Die untere Karte zeigt, dass es in dialektal bairischen Gebieten „sehr üblich“ oder „manchmal zu hören“ sei. In allen anderen Regionen wird ihr verwendet. Die Einschränkung der Frage auf die Gebiete, wo man ein -s an die Verbform anhängt (obere Karte 5a), wurde offenbar von den Befragten nicht ernst genommen, man muss also beide Karten vergleichen, um zu sehen, ob man sagt: Habts ihr morgen Zeit? oder: Habt ihr morgen Zeit? Auffälligerweise umfasst das es-Gebiet aber nicht das gesamte bairische Dialektgebiet. In den meisten Gebieten der Steiermark und Teilen Kärntens sagt(e) man auch in den Dialekten ihr (vgl. https://bwb.badw.de/fileadmin/user_upload/Files/BWB/KranzmayerKarten/1801_Blatt01.jpg>). An den Rändern zum Fränkischen und Schwäbischen in Bayern, also in der Oberpfalz und um München herum, sowie um Wien und Klagenfurt herum wird ihr heute als übliche Form gemeldet, also auch in Gebieten, in denen in der Verbform der 2. Person das -s angehängt wird (Habts ihr morgen Zeit?).

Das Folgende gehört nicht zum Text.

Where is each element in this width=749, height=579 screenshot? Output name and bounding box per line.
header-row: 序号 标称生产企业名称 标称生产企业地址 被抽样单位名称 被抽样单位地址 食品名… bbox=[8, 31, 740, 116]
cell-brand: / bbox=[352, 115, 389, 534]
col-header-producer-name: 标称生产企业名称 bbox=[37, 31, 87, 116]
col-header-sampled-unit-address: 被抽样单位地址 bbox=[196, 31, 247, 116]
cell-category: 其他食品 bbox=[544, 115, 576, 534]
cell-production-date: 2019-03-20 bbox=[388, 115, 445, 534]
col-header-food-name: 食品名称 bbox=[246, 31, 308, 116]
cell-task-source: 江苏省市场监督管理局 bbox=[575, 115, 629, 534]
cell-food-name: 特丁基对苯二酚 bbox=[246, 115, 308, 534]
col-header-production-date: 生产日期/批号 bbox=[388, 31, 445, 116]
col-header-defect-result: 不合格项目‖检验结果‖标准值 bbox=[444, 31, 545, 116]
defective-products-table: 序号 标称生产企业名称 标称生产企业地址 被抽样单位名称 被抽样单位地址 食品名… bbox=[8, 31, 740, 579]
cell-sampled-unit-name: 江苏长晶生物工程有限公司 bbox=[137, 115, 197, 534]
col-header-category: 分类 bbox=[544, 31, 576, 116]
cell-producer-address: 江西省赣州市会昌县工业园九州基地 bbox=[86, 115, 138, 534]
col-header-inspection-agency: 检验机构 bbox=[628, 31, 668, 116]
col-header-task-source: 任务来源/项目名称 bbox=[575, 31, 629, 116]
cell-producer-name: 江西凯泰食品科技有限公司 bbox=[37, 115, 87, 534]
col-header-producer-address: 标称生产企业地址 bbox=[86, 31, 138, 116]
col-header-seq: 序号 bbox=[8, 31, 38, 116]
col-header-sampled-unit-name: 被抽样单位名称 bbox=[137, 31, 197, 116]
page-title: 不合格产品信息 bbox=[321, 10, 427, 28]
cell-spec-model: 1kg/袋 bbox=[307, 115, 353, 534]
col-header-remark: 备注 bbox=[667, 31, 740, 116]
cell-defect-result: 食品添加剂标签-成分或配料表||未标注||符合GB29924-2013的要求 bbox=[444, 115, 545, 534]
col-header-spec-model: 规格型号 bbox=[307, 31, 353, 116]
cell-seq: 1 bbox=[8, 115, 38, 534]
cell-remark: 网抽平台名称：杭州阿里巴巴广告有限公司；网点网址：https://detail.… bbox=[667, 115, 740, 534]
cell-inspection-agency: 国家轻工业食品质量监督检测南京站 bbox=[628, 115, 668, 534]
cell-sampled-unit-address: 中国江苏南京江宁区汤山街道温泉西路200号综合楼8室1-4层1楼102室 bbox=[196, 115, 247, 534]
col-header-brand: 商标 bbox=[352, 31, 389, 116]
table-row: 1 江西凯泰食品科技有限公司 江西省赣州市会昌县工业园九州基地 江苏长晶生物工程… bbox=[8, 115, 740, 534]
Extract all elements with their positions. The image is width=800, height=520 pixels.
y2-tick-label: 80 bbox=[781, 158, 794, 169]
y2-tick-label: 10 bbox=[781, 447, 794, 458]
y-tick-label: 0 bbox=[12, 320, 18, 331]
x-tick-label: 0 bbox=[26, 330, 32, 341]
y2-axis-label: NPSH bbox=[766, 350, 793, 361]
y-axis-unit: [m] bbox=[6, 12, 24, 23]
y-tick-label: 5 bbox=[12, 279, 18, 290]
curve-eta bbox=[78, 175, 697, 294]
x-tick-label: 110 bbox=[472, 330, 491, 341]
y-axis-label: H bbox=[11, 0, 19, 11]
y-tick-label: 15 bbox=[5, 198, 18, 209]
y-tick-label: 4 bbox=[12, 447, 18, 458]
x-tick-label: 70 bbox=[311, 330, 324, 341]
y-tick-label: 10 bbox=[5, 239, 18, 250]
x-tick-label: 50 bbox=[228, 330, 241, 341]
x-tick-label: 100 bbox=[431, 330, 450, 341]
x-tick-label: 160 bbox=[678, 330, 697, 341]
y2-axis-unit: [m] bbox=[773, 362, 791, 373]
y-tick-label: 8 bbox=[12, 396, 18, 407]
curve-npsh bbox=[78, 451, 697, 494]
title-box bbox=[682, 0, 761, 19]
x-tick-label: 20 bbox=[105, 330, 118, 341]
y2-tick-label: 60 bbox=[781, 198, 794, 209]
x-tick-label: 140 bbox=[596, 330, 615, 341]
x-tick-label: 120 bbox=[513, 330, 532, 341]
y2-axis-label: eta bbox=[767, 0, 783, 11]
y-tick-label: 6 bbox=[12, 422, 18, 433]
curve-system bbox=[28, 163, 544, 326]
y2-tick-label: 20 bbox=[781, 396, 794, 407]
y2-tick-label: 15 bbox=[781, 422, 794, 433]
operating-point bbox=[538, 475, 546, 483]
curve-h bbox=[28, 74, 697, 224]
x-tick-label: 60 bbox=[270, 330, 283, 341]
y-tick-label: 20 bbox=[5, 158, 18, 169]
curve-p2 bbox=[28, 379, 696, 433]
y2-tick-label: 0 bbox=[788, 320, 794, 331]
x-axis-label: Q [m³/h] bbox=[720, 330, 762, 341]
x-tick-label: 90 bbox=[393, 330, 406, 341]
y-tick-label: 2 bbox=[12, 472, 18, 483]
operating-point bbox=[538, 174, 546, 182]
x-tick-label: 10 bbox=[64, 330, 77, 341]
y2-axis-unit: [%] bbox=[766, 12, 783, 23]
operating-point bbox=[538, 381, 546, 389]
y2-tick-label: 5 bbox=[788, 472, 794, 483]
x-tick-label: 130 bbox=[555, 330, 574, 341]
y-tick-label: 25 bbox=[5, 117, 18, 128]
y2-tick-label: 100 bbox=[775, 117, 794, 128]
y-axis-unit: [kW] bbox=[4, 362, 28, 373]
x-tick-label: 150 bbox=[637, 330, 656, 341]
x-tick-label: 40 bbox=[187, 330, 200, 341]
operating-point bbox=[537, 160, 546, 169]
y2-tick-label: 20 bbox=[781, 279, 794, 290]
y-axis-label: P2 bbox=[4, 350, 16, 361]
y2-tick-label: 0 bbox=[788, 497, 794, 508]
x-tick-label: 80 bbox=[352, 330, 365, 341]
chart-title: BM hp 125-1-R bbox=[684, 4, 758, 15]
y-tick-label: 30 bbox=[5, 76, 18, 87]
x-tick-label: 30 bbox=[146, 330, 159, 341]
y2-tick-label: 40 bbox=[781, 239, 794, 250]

Dies ist insofern interessant – und damit kommen wir zur ersten Karte (5. a)) zurück –, als dem s in habts eine klitische Form des es zugrunde liegt: Habts ist aus einer Zusammenziehung von habt + es entstanden. Das heißt, dass die klitische Form -s auch in denjenigen Regionen verwendet wird, in denen es als freies Personalpronomen der 2. Person Plural nicht mehr in Verwendung ist (z.B. um die Metropolen München und Wien sowie die Groß- und Universitätsstädte Regensburg und Graz herum). Sie ist sogar auch dort (manchmal) zu hören, wo man in den Dialekten nicht es, sondern ihr als Personalpronomen gebrauchte, z.B. in Teilen Ostschwabens, Frankens und Osttirols. Mehr noch: Die Fügung habts wird noch mit einem zusätzlichen – eigentlich redundanten – Pronomen ihr verwendet (wörtlich ,übersetzt‘ hieße das: „Habt ihr ihr …?“), was deutlich macht, dass das -s nicht mehr als Form des Pronomens aufgefasst wird, sondern als Endung des Verbs, die die zweite Person Plural anzeigt. Als solche erscheint das -s nach der Karte heute nicht nur in den dialektal bairischen Gebieten, sondern auch darüber hinaus in angrenzenden Orten Frankens und Schwabens, deren Dialekte vermutlich nie das bairische es hatten.